Mamtani Manju R, Thakre Tushar P, Kalkonde Mrunal Y, Amin Manik A, Kalkonde Yogeshwar V, Amin Amit P, Kulkarni Hemant
Lata Medical Research Foundation, Nagpur, India.
BMC Bioinformatics. 2006 Oct 10;7:442. doi: 10.1186/1471-2105-7-442.

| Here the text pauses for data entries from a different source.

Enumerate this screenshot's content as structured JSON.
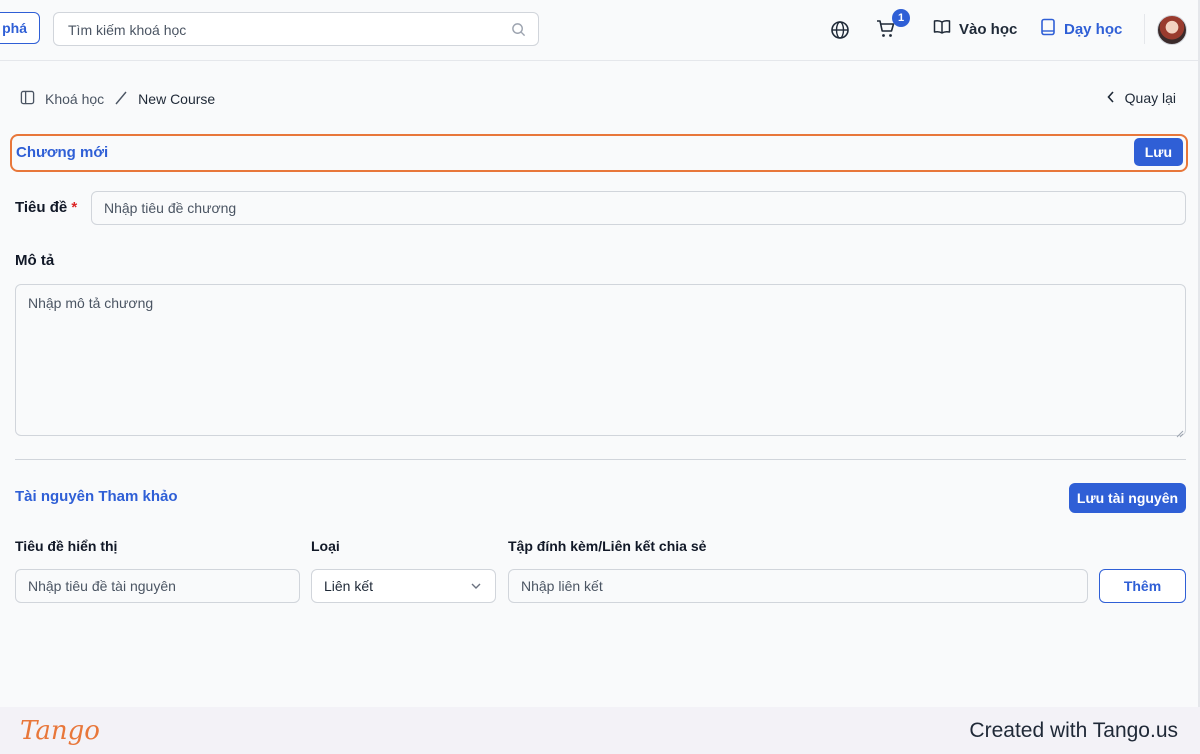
{
  "header": {
    "explore_label": "phá",
    "search_placeholder": "Tìm kiếm khoá học",
    "cart_count": "1",
    "learn_label": "Vào học",
    "teach_label": "Dạy học"
  },
  "breadcrumb": {
    "courses": "Khoá học",
    "current": "New Course",
    "back_label": "Quay lại"
  },
  "chapter": {
    "title": "Chương mới",
    "save_label": "Lưu",
    "title_label": "Tiêu đề",
    "required_mark": "*",
    "title_placeholder": "Nhập tiêu đề chương",
    "description_label": "Mô tả",
    "description_placeholder": "Nhập mô tả chương"
  },
  "resources": {
    "section_title": "Tài nguyên Tham khảo",
    "save_label": "Lưu tài nguyên",
    "col_display_title": "Tiêu đề hiển thị",
    "col_type": "Loại",
    "col_attachment": "Tập đính kèm/Liên kết chia sẻ",
    "display_title_placeholder": "Nhập tiêu đề tài nguyên",
    "type_selected": "Liên kết",
    "link_placeholder": "Nhập liên kết",
    "add_label": "Thêm"
  },
  "footer": {
    "logo_text": "Tango",
    "created_text": "Created with Tango.us"
  },
  "colors": {
    "primary": "#2f5fd6",
    "highlight": "#e8773a",
    "required": "#dc2626"
  }
}
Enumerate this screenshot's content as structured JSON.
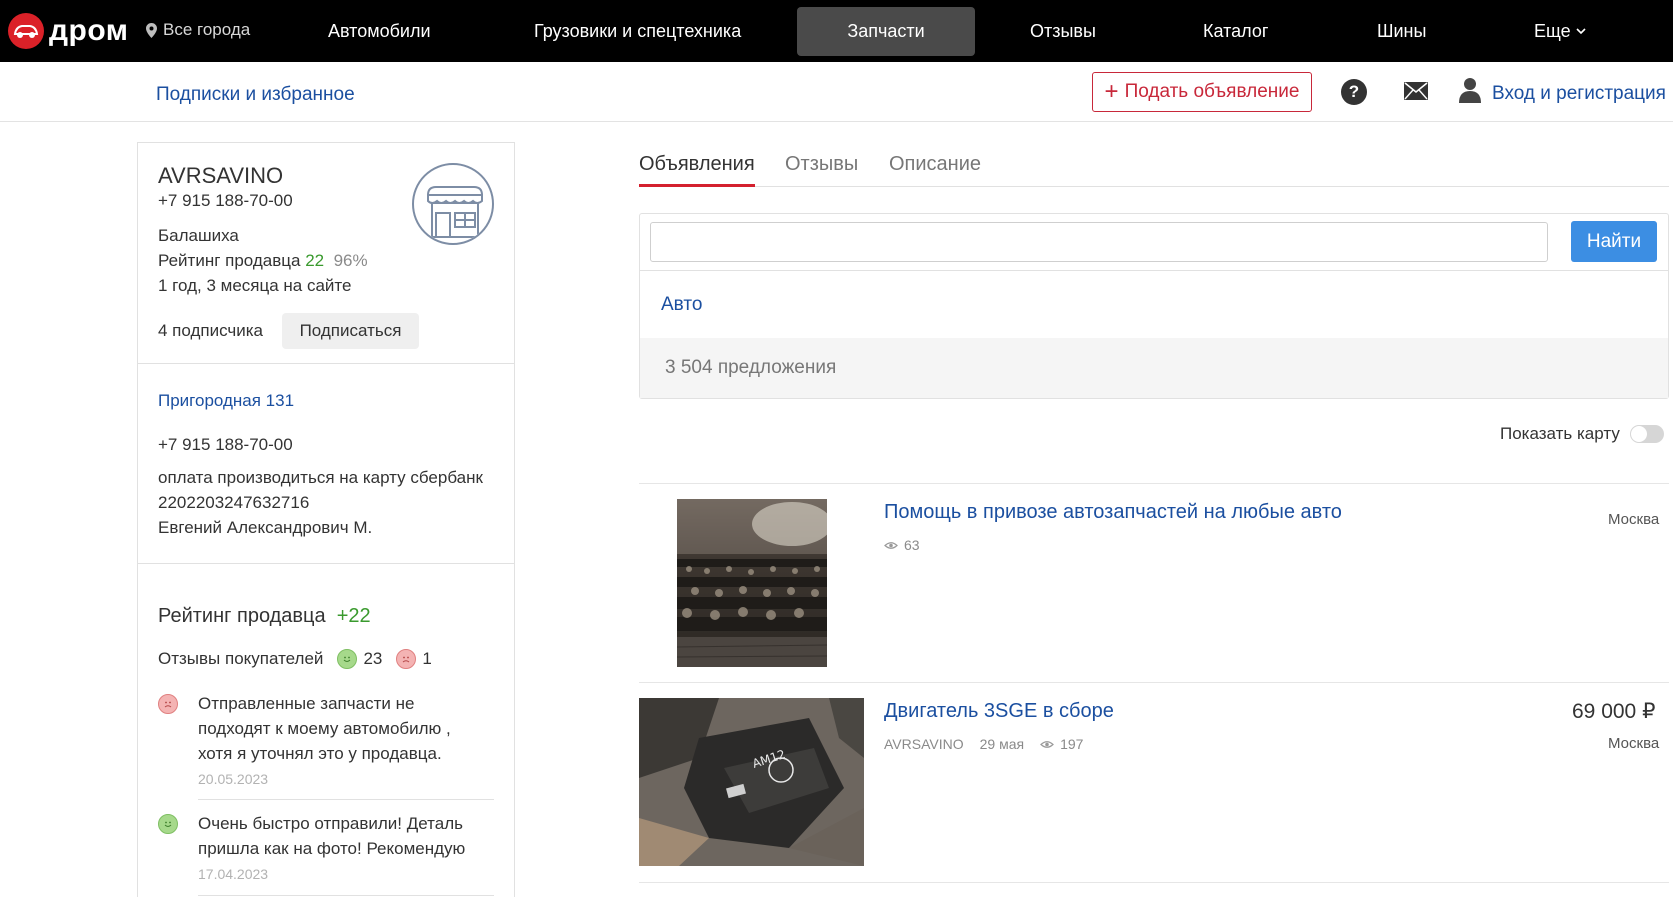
{
  "nav": {
    "logo_text": "дром",
    "city": "Все города",
    "items": [
      "Автомобили",
      "Грузовики и спецтехника",
      "Запчасти",
      "Отзывы",
      "Каталог",
      "Шины",
      "Еще"
    ],
    "active_index": 2
  },
  "subbar": {
    "subscriptions_link": "Подписки и избранное",
    "post_ad_label": "Подать объявление",
    "help_label": "?",
    "login_link": "Вход и регистрация"
  },
  "seller": {
    "name": "AVRSAVINO",
    "phone": "+7 915 188-70-00",
    "city": "Балашиха",
    "rating_label": "Рейтинг продавца",
    "rating_value": "22",
    "rating_percent": "96%",
    "age": "1 год, 3 месяца на сайте",
    "subscribers": "4 подписчика",
    "subscribe_label": "Подписаться",
    "address": "Пригородная 131",
    "phone2": "+7 915 188-70-00",
    "description_lines": [
      "оплата производиться на карту сбербанк",
      "2202203247632716",
      "Евгений Александрович М."
    ]
  },
  "seller_rating": {
    "title": "Рейтинг продавца",
    "value": "+22",
    "reviews_label": "Отзывы покупателей",
    "positive_count": "23",
    "negative_count": "1",
    "reviews": [
      {
        "sentiment": "negative",
        "text": "Отправленные запчасти не подходят к моему автомобилю , хотя я уточнял это у продавца.",
        "date": "20.05.2023"
      },
      {
        "sentiment": "positive",
        "text": "Очень быстро отправили! Деталь пришла как на фото! Рекомендую",
        "date": "17.04.2023"
      }
    ]
  },
  "tabs": [
    "Объявления",
    "Отзывы",
    "Описание"
  ],
  "active_tab": 0,
  "search": {
    "query": "",
    "button_label": "Найти",
    "category_link": "Авто",
    "count_text": "3 504 предложения"
  },
  "map_toggle": {
    "label": "Показать карту",
    "enabled": false
  },
  "listings": [
    {
      "title": "Помощь в привозе автозапчастей на любые авто",
      "seller": "",
      "date": "",
      "views": "63",
      "city": "Москва",
      "price": ""
    },
    {
      "title": "Двигатель 3SGE в сборе",
      "seller": "AVRSAVINO",
      "date": "29 мая",
      "views": "197",
      "city": "Москва",
      "price": "69 000 ₽"
    }
  ],
  "colors": {
    "brand_red": "#db2128",
    "link_blue": "#1b4fa0",
    "button_blue": "#3c8ee3",
    "rating_green": "#3a9a2e"
  }
}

In spite of the recognized diagnostic potential of biomarkers, the quest for squelching noise and wringing in information from a given set of biomarkers continues. Here, we suggest a statistical algorithm that--assuming each molecular biomarker to be a diagnostic test--enriches the diagnostic performance of an optimized set of independent biomarkers employing established statistical techniques. We validated the proposed algorithm using several simulation datasets in addition to four publicly available real datasets that compared i) subjects having cancer with those without; ii) subjects with two different cancers; iii) subjects with two different types of one cancer; and iv) subjects with same cancer resulting in differential time to metastasis.

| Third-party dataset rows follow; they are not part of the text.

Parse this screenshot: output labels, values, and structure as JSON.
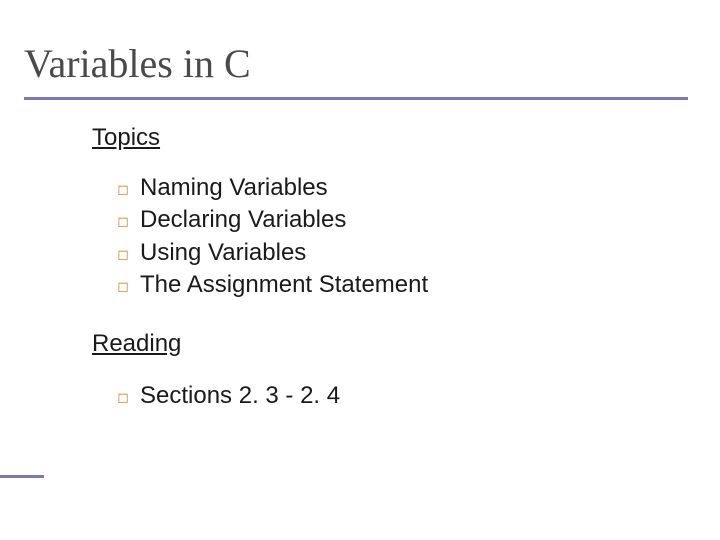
{
  "title": "Variables in C",
  "sections": [
    {
      "heading": "Topics",
      "items": [
        "Naming Variables",
        "Declaring Variables",
        "Using Variables",
        "The Assignment Statement"
      ]
    },
    {
      "heading": "Reading",
      "items": [
        "Sections 2. 3 - 2. 4"
      ]
    }
  ],
  "bullet_glyph": "◻"
}
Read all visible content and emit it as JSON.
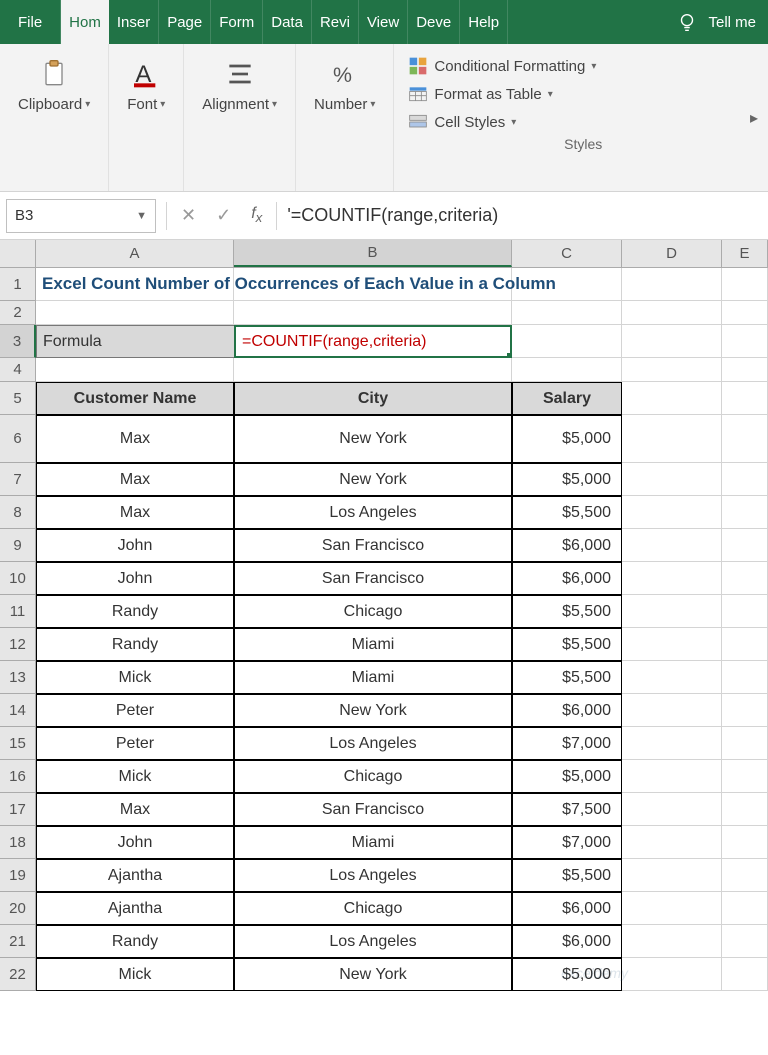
{
  "tabs": [
    "File",
    "Hom",
    "Inser",
    "Page",
    "Form",
    "Data",
    "Revi",
    "View",
    "Deve",
    "Help"
  ],
  "active_tab": "Hom",
  "tell_me": "Tell me",
  "ribbon": {
    "clipboard": "Clipboard",
    "font": "Font",
    "alignment": "Alignment",
    "number": "Number",
    "styles": "Styles",
    "cond_format": "Conditional Formatting",
    "format_table": "Format as Table",
    "cell_styles": "Cell Styles"
  },
  "name_box": "B3",
  "formula_bar": "'=COUNTIF(range,criteria)",
  "title": "Excel Count Number of Occurrences of Each Value in a Column",
  "formula_label": "Formula",
  "formula_value": "=COUNTIF(range,criteria)",
  "columns": [
    "A",
    "B",
    "C",
    "D",
    "E"
  ],
  "headers": {
    "name": "Customer Name",
    "city": "City",
    "salary": "Salary"
  },
  "rows": [
    {
      "n": "6",
      "name": "Max",
      "city": "New York",
      "salary": "$5,000"
    },
    {
      "n": "7",
      "name": "Max",
      "city": "New York",
      "salary": "$5,000"
    },
    {
      "n": "8",
      "name": "Max",
      "city": "Los Angeles",
      "salary": "$5,500"
    },
    {
      "n": "9",
      "name": "John",
      "city": "San Francisco",
      "salary": "$6,000"
    },
    {
      "n": "10",
      "name": "John",
      "city": "San Francisco",
      "salary": "$6,000"
    },
    {
      "n": "11",
      "name": "Randy",
      "city": "Chicago",
      "salary": "$5,500"
    },
    {
      "n": "12",
      "name": "Randy",
      "city": "Miami",
      "salary": "$5,500"
    },
    {
      "n": "13",
      "name": "Mick",
      "city": "Miami",
      "salary": "$5,500"
    },
    {
      "n": "14",
      "name": "Peter",
      "city": "New York",
      "salary": "$6,000"
    },
    {
      "n": "15",
      "name": "Peter",
      "city": "Los Angeles",
      "salary": "$7,000"
    },
    {
      "n": "16",
      "name": "Mick",
      "city": "Chicago",
      "salary": "$5,000"
    },
    {
      "n": "17",
      "name": "Max",
      "city": "San Francisco",
      "salary": "$7,500"
    },
    {
      "n": "18",
      "name": "John",
      "city": "Miami",
      "salary": "$7,000"
    },
    {
      "n": "19",
      "name": "Ajantha",
      "city": "Los Angeles",
      "salary": "$5,500"
    },
    {
      "n": "20",
      "name": "Ajantha",
      "city": "Chicago",
      "salary": "$6,000"
    },
    {
      "n": "21",
      "name": "Randy",
      "city": "Los Angeles",
      "salary": "$6,000"
    },
    {
      "n": "22",
      "name": "Mick",
      "city": "New York",
      "salary": "$5,000"
    }
  ],
  "watermark": "exceldemy"
}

Our algorithm comprises of three steps: estimating the area under the receiver operating characteristic curve for each biomarker, identifying a subset of biomarkers using linear regression and combining the chosen biomarkers using linear discriminant function analysis. Combining these established statistical methods that are available in most statistical packages, we observed that the diagnostic accuracy of our approach was 100%, 99.94%, 96.67% and 93.92% for the real datasets used in the study. These estimates were comparable to or better than the ones previously reported using alternative methods. In a synthetic dataset, we also observed that all the biomarkers chosen by our algorithm were indeed truly differentially expressed.

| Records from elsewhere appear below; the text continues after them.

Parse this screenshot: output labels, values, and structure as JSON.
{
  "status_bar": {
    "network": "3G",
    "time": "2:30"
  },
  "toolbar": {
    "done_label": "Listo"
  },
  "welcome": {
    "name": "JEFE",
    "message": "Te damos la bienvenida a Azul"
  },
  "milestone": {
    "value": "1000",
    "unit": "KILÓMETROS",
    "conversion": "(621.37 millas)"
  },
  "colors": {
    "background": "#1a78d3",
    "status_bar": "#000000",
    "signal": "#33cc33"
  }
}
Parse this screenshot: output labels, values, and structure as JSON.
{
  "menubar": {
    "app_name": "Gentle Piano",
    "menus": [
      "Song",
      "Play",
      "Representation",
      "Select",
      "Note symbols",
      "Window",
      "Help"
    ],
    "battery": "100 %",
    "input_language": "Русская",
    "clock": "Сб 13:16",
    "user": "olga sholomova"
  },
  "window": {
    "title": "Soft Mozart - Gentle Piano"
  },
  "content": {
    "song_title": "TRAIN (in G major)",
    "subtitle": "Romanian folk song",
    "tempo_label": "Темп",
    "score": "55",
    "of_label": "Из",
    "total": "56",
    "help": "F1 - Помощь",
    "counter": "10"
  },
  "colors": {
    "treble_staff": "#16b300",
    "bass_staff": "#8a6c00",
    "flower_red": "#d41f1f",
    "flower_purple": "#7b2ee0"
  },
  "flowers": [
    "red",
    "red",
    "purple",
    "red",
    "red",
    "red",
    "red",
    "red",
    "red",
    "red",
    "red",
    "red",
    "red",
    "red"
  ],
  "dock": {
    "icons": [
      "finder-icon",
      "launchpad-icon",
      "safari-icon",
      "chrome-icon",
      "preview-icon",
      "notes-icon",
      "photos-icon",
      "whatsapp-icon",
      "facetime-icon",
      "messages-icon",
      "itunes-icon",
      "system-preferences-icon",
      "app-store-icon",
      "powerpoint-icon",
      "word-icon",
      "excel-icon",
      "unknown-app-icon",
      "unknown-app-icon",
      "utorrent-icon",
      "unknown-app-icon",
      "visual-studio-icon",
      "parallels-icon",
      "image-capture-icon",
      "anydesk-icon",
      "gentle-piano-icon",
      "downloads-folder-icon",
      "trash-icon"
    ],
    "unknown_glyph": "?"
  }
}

The proposed algorithm can be used for accurate diagnosis in the setting of dichotomous classification of disease states.
尽管生物标志物具有公认的诊断潜力,但人们仍在不断探索如何消除给定生物标志物集中的噪声并提取其中的信息。在此,我们提出一种统计算法,该算法假设每个分子生物标志物都是一种诊断测试,利用已有的统计技术来提高一组优化的独立生物标志物的诊断性能。除了四个公开可用的真实数据集外,我们还使用了几个模拟数据集对所提出的算法进行了验证,这些真实数据集比较了:i)患有癌症的受试者与未患癌症的受试者;ii)患有两种不同癌症的受试者;iii)患有同一种癌症的两种不同类型的受试者;iv)患有相同癌症但转移时间不同的受试者。
我们的算法包括三个步骤:估计每个生物标志物的受试者工作特征曲线下面积,使用线性回归识别生物标志物子集,并使用线性判别函数分析组合所选的生物标志物。结合大多数统计软件包中都有的这些既定统计方法,我们观察到,对于本研究中使用的真实数据集,我们方法的诊断准确率分别为100%、99.94%、96.67%和93.92%。这些估计值与之前使用其他方法报告的结果相当或更好。在一个合成数据集中,我们还观察到我们算法选择的所有生物标志物确实存在真正的差异表达。
所提出的算法可用于疾病状态二分分类情况下的准确诊断。